Tuesday, February 24, 2009

New Presidential Helicopter Faces Scrutiny

By Donna Miles, American Forces Press Service

WASHINGTON - The VH-71 helicopter being developed as the next-generation presidential helicopter could get the ax before it ever takes flight.

President Barack Obama announced yesterday that he has directed Defense Secretary Robert M. Gates to conduct "a thorough review" of the program, which has experienced big cost overruns.

Speaking at the closing of a White House summit on fiscal responsibility, the president called the helicopter program an example of "the procurement process gone amok."

"We're going to have to fix it," he said, calling it "one of our highest priorities" and urging congressional support.

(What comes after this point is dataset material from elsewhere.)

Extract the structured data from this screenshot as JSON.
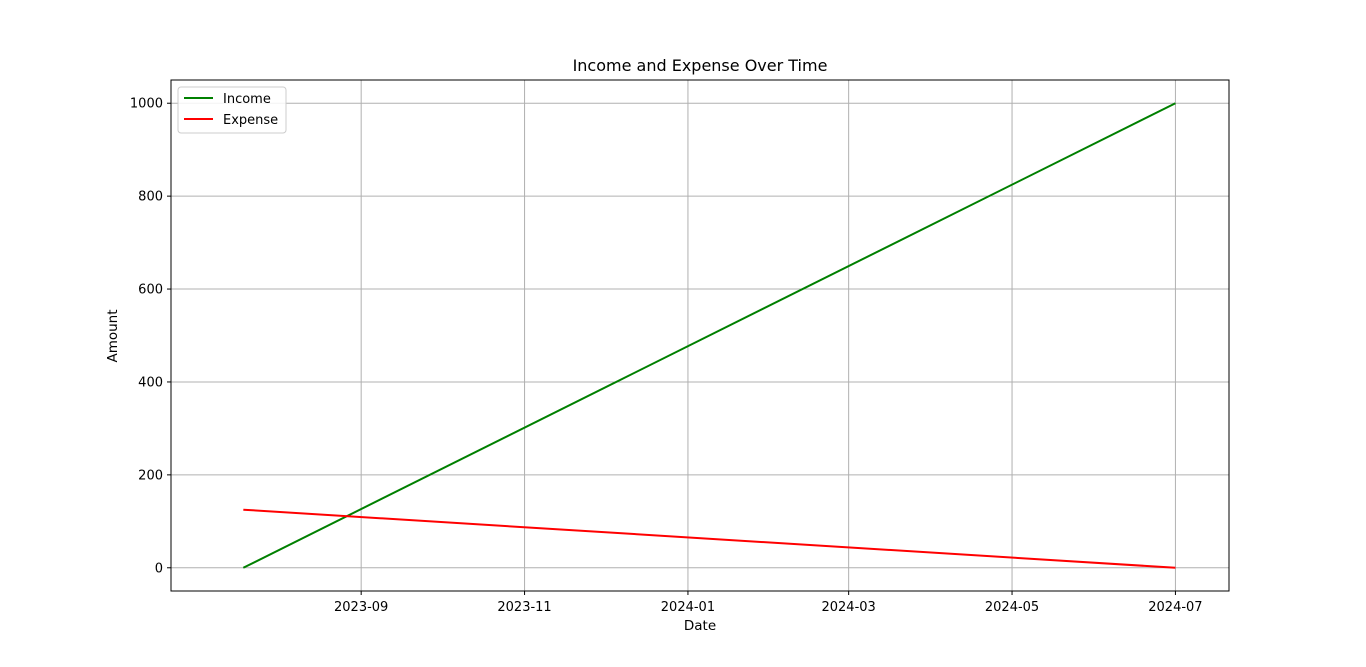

Obama noted that Gates is a big advocate of the effort and "recognizes that simply adding more and more does not necessarily mean better and better, or safer and more secure."

The president offered a lighthearted take on the helicopter Lockheed-Martin is developing to replace the Sikorsky Marine One helicopters the White House has used for a quarter-century. "The helicopter I have now seems perfectly adequate to me," he quipped. "Of course, I've never had a helicopter before. ... Maybe I've been deprived, and I didn't know it."

The VH-71 contract calls for 28 helicopters for $6 billion, but the cost has almost doubled to about $11 billion.

Cost overruns of this magnitude in major defense acquisition programs require congressional notification. This requirement was established under the so-called Nunn-McCurdy provision of the 1982 Defense Authorization Act. The provision was named for its sponsors, U.S. Sen. Sam Nunn and U.S. Rep Dave McCurdy.

The VH-71 program "certainly fits the category of requiring a Nunn-McCurdy breach notification, and that is not a good position to have a program in," Pentagon spokesman Bryan Whitman told reporters today.

The program will be among many to get a thorough review during the acquisition overhaul, he said. "We are committed to looking at expensive programs, particularly those programs that are underperforming," Whitman said.